Wednesday, March 28, 2012

Kill Your darlings, Pass Me the Axe



In a way it’s the Vegan gluten free lasagna over there I respect. It doesn’t sound good. It has broccoli in it for god’s sakes. It takes audacity, balls of brass, to make lasagna with broccoli. I wouldn't have the guts to pull it off. The woman who made it, a young woman named Jennifer who plays her own songs at the church service on a guitar and has a terrific voice, probably hopes people will like her Vegan lasagna as much as her songs, and because the idea of Vegan lasagna with goddamn motherless broccoli is so weird and defiantly healthy I grab it right away. I just have to know what it's like. Actually it’s really, really good. After my first round I stand up to get some more but it’s already served out. Damn, these indies, you never know. They surprise you.

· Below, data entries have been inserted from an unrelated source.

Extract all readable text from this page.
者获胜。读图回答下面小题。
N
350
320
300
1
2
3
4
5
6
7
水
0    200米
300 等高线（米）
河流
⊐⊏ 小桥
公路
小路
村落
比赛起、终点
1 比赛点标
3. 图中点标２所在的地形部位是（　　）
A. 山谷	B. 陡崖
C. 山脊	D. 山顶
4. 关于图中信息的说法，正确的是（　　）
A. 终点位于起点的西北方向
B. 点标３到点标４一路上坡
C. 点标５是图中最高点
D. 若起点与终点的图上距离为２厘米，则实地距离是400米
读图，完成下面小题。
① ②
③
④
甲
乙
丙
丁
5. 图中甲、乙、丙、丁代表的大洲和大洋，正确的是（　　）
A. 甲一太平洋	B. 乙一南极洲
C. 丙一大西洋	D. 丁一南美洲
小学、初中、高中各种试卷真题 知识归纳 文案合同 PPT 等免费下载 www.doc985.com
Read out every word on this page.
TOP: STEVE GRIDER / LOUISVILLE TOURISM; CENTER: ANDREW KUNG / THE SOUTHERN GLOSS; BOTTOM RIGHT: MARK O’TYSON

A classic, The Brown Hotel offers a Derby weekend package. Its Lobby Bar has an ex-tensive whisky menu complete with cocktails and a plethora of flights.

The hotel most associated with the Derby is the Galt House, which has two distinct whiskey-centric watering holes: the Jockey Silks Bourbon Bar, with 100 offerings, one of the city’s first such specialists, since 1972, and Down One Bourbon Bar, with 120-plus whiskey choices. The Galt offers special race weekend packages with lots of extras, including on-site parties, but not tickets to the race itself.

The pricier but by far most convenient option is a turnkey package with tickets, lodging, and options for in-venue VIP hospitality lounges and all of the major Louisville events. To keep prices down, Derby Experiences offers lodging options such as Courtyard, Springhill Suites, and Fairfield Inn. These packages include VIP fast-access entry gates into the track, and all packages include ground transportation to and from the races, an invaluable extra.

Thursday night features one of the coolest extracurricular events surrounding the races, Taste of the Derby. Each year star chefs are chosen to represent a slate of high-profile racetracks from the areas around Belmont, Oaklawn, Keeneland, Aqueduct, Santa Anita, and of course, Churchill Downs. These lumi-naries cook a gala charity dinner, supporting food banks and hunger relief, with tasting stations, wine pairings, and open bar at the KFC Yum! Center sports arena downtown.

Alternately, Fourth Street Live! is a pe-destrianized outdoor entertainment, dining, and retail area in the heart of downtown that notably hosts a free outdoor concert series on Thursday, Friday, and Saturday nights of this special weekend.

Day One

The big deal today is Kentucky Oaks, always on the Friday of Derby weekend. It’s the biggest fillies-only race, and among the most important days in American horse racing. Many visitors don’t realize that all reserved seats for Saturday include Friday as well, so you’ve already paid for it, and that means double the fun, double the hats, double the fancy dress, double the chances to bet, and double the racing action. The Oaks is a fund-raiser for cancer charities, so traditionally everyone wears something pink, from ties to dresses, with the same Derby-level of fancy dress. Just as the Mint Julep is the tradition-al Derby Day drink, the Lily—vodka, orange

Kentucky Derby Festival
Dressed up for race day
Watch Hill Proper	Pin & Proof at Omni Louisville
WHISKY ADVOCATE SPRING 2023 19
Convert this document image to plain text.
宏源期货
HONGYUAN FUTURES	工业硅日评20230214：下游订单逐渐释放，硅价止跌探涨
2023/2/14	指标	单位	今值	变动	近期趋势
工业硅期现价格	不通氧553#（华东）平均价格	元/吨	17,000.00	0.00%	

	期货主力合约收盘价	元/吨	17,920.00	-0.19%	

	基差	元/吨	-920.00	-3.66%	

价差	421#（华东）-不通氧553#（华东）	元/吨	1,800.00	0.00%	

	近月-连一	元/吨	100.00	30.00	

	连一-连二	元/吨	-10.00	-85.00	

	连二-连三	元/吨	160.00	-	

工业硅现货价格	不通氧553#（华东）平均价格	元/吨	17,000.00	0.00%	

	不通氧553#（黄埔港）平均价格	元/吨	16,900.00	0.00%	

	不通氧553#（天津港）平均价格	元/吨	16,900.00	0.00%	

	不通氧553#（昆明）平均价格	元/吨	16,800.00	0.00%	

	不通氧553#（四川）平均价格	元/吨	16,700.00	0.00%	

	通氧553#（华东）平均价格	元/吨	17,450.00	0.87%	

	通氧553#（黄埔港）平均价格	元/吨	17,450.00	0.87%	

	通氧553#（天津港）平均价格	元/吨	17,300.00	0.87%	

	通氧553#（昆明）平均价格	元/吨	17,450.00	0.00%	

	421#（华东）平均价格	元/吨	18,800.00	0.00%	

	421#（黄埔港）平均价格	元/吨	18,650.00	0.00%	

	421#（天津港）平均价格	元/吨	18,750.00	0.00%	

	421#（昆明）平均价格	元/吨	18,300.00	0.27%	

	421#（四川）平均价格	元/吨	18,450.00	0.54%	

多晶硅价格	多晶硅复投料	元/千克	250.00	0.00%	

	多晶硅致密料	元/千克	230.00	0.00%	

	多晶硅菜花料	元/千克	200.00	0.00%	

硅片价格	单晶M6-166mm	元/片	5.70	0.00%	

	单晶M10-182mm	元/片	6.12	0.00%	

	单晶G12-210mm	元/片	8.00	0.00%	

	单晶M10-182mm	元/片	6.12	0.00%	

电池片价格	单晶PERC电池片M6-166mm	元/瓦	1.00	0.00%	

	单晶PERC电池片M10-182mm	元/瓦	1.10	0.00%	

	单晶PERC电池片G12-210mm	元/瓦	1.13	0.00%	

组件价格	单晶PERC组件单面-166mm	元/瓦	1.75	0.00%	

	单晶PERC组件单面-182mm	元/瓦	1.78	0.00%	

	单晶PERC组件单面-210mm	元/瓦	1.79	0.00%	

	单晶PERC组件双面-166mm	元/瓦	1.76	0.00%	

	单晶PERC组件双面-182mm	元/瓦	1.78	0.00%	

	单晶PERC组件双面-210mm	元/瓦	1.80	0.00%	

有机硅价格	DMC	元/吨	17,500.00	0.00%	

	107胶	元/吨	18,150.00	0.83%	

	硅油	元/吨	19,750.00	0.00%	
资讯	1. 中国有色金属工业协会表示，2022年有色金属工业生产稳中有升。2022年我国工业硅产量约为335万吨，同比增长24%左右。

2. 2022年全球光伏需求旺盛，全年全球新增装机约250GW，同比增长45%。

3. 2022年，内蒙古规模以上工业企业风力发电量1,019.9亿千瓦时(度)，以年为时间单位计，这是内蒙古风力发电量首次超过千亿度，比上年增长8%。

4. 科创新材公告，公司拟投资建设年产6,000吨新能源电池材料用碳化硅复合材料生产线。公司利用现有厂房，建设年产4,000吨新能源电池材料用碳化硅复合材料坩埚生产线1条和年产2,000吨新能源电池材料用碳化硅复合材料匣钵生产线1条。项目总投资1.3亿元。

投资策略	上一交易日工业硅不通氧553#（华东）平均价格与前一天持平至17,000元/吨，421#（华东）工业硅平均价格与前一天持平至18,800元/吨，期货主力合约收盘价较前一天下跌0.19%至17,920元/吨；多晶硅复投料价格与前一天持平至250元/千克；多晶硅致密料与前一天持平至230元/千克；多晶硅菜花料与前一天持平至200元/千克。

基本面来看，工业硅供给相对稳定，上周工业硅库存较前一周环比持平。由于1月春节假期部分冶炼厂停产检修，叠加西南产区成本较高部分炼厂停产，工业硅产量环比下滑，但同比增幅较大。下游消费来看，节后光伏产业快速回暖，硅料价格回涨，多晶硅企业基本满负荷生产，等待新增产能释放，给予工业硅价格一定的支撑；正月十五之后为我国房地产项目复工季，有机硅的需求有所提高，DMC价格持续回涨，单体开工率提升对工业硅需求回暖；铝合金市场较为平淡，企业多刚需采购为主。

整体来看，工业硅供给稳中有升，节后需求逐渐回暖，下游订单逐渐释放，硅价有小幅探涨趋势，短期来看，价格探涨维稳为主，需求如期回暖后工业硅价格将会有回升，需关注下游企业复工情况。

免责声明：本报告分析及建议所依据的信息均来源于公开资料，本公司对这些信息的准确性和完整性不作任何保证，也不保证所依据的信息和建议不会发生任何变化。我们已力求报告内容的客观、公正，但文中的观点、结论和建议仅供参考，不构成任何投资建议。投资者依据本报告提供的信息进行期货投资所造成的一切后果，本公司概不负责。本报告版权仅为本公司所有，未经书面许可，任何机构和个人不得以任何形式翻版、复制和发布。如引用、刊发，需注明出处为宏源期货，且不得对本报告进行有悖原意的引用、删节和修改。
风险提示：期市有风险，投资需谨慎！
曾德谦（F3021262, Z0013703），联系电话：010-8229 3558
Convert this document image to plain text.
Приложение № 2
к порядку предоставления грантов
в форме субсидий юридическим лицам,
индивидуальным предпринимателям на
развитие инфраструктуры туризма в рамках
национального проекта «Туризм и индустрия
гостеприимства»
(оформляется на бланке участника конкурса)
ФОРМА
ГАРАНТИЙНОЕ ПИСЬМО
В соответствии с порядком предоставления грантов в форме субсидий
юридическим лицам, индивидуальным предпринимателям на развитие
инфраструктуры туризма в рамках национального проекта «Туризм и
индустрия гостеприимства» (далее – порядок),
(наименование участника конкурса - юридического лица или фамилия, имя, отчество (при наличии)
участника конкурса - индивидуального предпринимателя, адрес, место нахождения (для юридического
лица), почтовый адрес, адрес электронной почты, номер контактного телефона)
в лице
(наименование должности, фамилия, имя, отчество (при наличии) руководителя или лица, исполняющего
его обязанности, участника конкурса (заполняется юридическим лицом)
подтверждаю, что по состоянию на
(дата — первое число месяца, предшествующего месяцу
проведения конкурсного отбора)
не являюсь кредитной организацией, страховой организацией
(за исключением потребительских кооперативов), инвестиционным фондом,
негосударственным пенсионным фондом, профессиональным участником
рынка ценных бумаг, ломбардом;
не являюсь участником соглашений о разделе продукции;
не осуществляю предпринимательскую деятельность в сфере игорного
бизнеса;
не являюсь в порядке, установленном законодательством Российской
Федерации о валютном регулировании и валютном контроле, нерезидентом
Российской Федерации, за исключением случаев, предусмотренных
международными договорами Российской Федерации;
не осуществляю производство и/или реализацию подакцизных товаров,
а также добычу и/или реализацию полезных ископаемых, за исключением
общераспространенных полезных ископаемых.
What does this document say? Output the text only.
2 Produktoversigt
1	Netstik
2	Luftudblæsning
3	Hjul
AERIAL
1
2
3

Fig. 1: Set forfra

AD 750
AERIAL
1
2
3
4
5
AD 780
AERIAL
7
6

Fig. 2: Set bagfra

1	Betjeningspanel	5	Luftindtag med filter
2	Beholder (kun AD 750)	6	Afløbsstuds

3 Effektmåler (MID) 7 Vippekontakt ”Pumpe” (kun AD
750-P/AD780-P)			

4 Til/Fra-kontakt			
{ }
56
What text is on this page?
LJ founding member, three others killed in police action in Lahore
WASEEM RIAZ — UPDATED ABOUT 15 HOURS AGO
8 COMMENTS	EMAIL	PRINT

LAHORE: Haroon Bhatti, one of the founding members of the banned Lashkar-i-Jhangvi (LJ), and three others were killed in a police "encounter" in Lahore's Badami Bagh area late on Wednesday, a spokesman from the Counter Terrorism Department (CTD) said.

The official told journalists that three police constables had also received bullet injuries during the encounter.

Later on, I’m setting up shop in the Starbucks, watching the girls go by in their summer clothes. I’ve had a good day today at church. It was an anniversary with a lasagna party afterwards and I was desperately worried my lasagna wouldn’t get eaten. I’m a needy guy. I was asked by name to make lasagna because I have a reputation for making outstanding lasagna. I take pride in it. We who create things want people to like our stuff while we put on a pose of self deprecating modesty.

"Oh was it? Ah ha hah, nothing really. Something I just threw together this morning out of leftovers. And cat food. You know, a little hot sauce fixes everything."

The girls going past me in the short shorts and flip flops would never admit it, but they like to be seen by guys. There is a dynamic there, of seer and seen, maker and eater, writer and reader. Ever other day when I sit down to pay my dues at the keyboard and feel my confidence drain out of me, I tell myself I don’t give a shit, I write for myself, I don’t care if anybody reads it or if anybody buys it. Art should be pure and so on, but really folks.

Read me. My inner neediness whimpers each and every time, the same neediness that checks the buffet table at the church potluck to see if the lasagna is being appreciated.

I always say that you don’t choose the genre, the genre chooses you. If I could choose a genre for myself it would be teenage vampire thrillers, novels with brooding sexy guys with names like Wraath, and Wrage and Phuck and sell zillions and have them made into major movies that kids would line up for.

I write effing short stories.

Being a short story writer isn’t something you’d rationally choose anymore than you’d rationally choose to be gay or transsexual or making Vegan goddamn broccoli lasagna. It’s more like a neural aberration you learn to live with. We write what the story fairy gives us. Mine gives me short stories instead of novels. Erotica short stories, which is even tougher. If you’re a novelist you get six figure advances and royalties and book tours. If you’re a short storiest you get contributor copies most of the time. The only thing sorrier than being a short story writer is being a poet. Even William Effing Shakespeare got the blues too:

Wishing me like to one more rich in hope,
Featured like him, like him with friends possessed,
Desiring this man's art and that man's scope,
With what I most enjoy contented least;
(Sonnet 29)

Shakespeare didn’t make a dime off his sonnets by the way.

The only thing rougher than a poet is a poetry editor. And for a short story editor things aren’t much easier. The art and curse of the short story and the poem are very closely related. Like handicapped children, you have to love them for their own sake and because they’re yours and need to be loved. They won’t make you rich.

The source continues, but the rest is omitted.